しかし、ロシアは、NATOの行動を静観していたわけではない。プーチン大統領は、NATOが主導するこの新しい軍事力増強のゲームに単に参加するのではなく、完全にゲームを変えることを選択した。プーチンは、現在SMOに投入されている部隊を強化するために、約30万人のロシア予備役の部分動員を命じただけでなく、現在ロシア軍が戦っているケルソンとザポロジエ(旧ウクライナ占領地域)、ドネツクとルガンスク(旧ウクライナ地域、2014年から事実上独立)の4地域で住民投票を承認した。これらの住民投票は、これら4つの地域の市民に、「あなたはロシアの一部になることを望みますか」というシンプルな質問である。

5日間にわたる投票の結果、4つの地域は圧倒的多数で住民投票を承認した。そして、まもなくロシア連邦に編入された。ウクライナは母なるロシアになったのである。

ロシアはゲームのルールを変えただけでなく、ゲームそのものを変えたのだ。ウクライナ軍がウクライナ領内でロシア軍と戦うのではなく、今後ウクライナがロシア軍に対して行う戦闘は、ロシア本国への攻撃そのものとなる。

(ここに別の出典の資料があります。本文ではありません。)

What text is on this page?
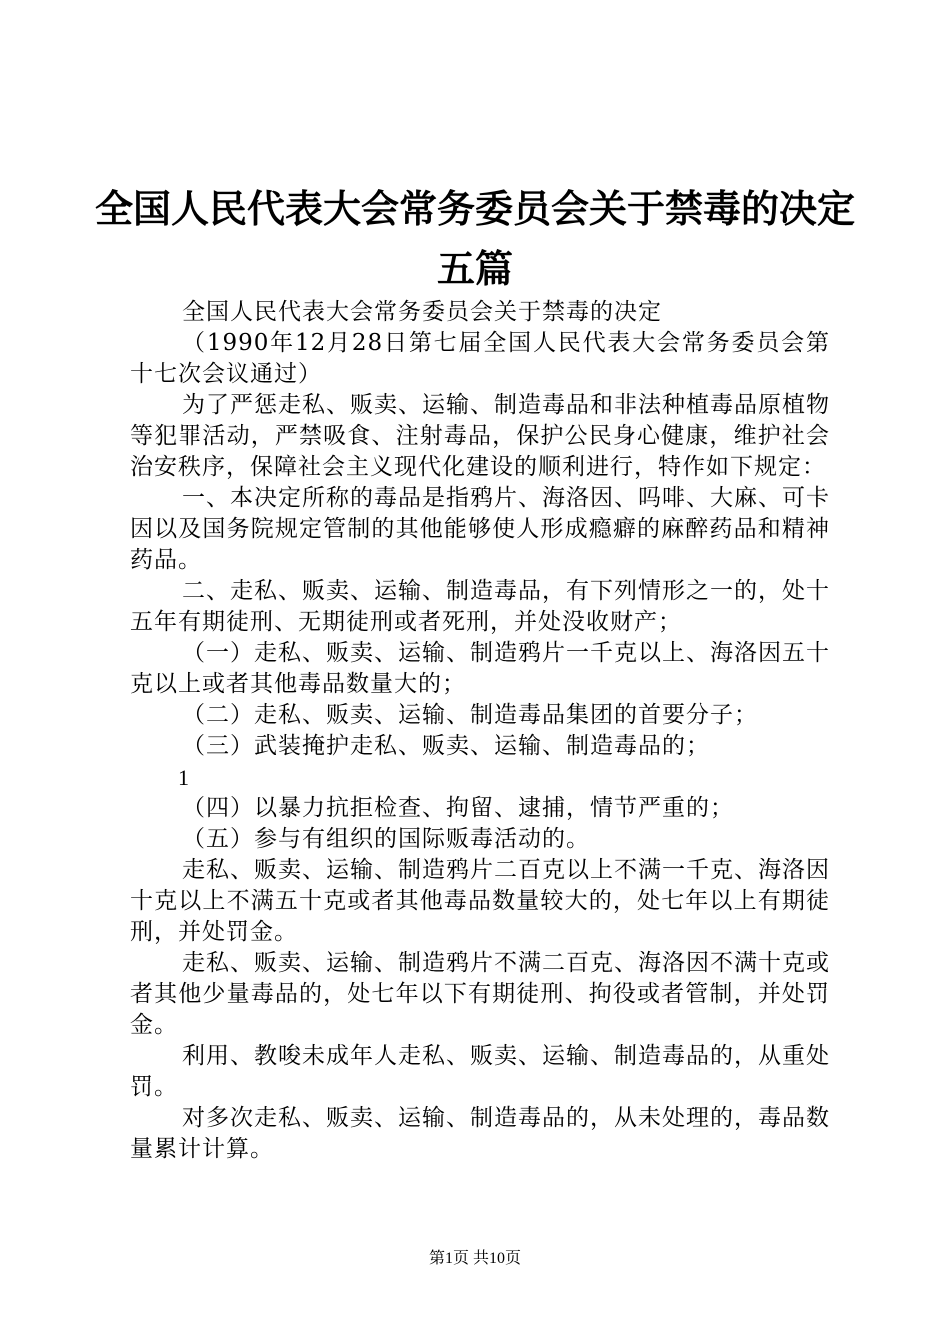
全国人民代表大会常务委员会关于禁毒的决定
五篇

全国人民代表大会常务委员会关于禁毒的决定

（1990年12月28日第七届全国人民代表大会常务委员会第十七次会议通过）

为了严惩走私、贩卖、运输、制造毒品和非法种植毒品原植物等犯罪活动，严禁吸食、注射毒品，保护公民身心健康，维护社会治安秩序，保障社会主义现代化建设的顺利进行，特作如下规定：

一、本决定所称的毒品是指鸦片、海洛因、吗啡、大麻、可卡因以及国务院规定管制的其他能够使人形成瘾癖的麻醉药品和精神药品。

二、走私、贩卖、运输、制造毒品，有下列情形之一的，处十五年有期徒刑、无期徒刑或者死刑，并处没收财产；

（一）走私、贩卖、运输、制造鸦片一千克以上、海洛因五十克以上或者其他毒品数量大的；

（二）走私、贩卖、运输、制造毒品集团的首要分子；

（三）武装掩护走私、贩卖、运输、制造毒品的；

1

（四）以暴力抗拒检查、拘留、逮捕，情节严重的；

（五）参与有组织的国际贩毒活动的。

走私、贩卖、运输、制造鸦片二百克以上不满一千克、海洛因十克以上不满五十克或者其他毒品数量较大的，处七年以上有期徒刑，并处罚金。

走私、贩卖、运输、制造鸦片不满二百克、海洛因不满十克或者其他少量毒品的，处七年以下有期徒刑、拘役或者管制，并处罚金。

利用、教唆未成年人走私、贩卖、运输、制造毒品的，从重处罚。

对多次走私、贩卖、运输、制造毒品的，从未处理的，毒品数量累计计算。

第1页 共10页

NATOはどうなるのだろうか。NATOの指導者は、ロシアとの直接対決を望んでいないことを、初日から明らかにしている。NATOの加盟国は、ウクライナの軍備再建のために数百億ドルの物資を投入し、重要な兵站、情報、通信の支援を行ってきたが、ロシアと直接戦争をする気はなく、むしろウクライナ人に事実上のNATO代理としてモスクワに対抗してもらいたいことを繰り返し、しつこく表明してきた。

NATOはウクライナ支援に関して、経済的にも政治的にも「全力」で取り組んでおり、加盟国の中には、それぞれの軍事機構から装備や資材を剥ぎ取ってしまい、何も残らない状態になっている国もある。にもかかわらず、欧州の政治・経済エリートは、今後もウクライナを強力に支援することを明言し続ける。

しかし、この支援は、ウクライナに大規模な支援を行うことで、NATOがモスクワとの紛争に直接関与することはないという大前提のもとに行われていた。しかしロシアは、戦場をウクライナ国内から自国防衛に変えたことで、脚本をひっくり返した。

NATOはウクライナに過剰にコミットした結果、「ジレンマの角」に立たされている。ウクライナに大量の物資と資金の支援を続ければ、事実上、紛争の直接の当事者となり、それはNATOの誰もが望まない。しかし、ウクライナ支援から手を引けば、キエフへの支援を神聖な義務としてきた西側のさまざまな政治指導者や機関が、約束を反故にしたとみなされる。

NATOがどのような選択をするかはまだ明らかにされていないが、何があってもウクライナ支援を二転三転させるようなやり方はしないとの見方がある。ストルテンベルグ事務総長がロシアを非難する一方で、ゼレンスキー氏の「加盟申請の加速」に熱意を示さなかったのは、キエフに対する支援の毅然とした態度が見られないことを示している。

NATOは今、ロシアの動員や住民投票の結果によって、その役割が低下していることに気づくだろう。数年後、この紛争の歴史が書かれるとき、プーチン大統領がロシアの予備軍を動員すると同時に、ウクライナ南部と東部の領土をロシア連邦に編入したことは、敵対者を「ジレンマの角」に立たせた近代史の代表的な例の1つとなるであろう。この行動によってNATOが事実上無力化されたことは、ロシアの勝利が不可避な状況でウクライナの運命を決定づけた、ターニングポイントと見なされるだろう。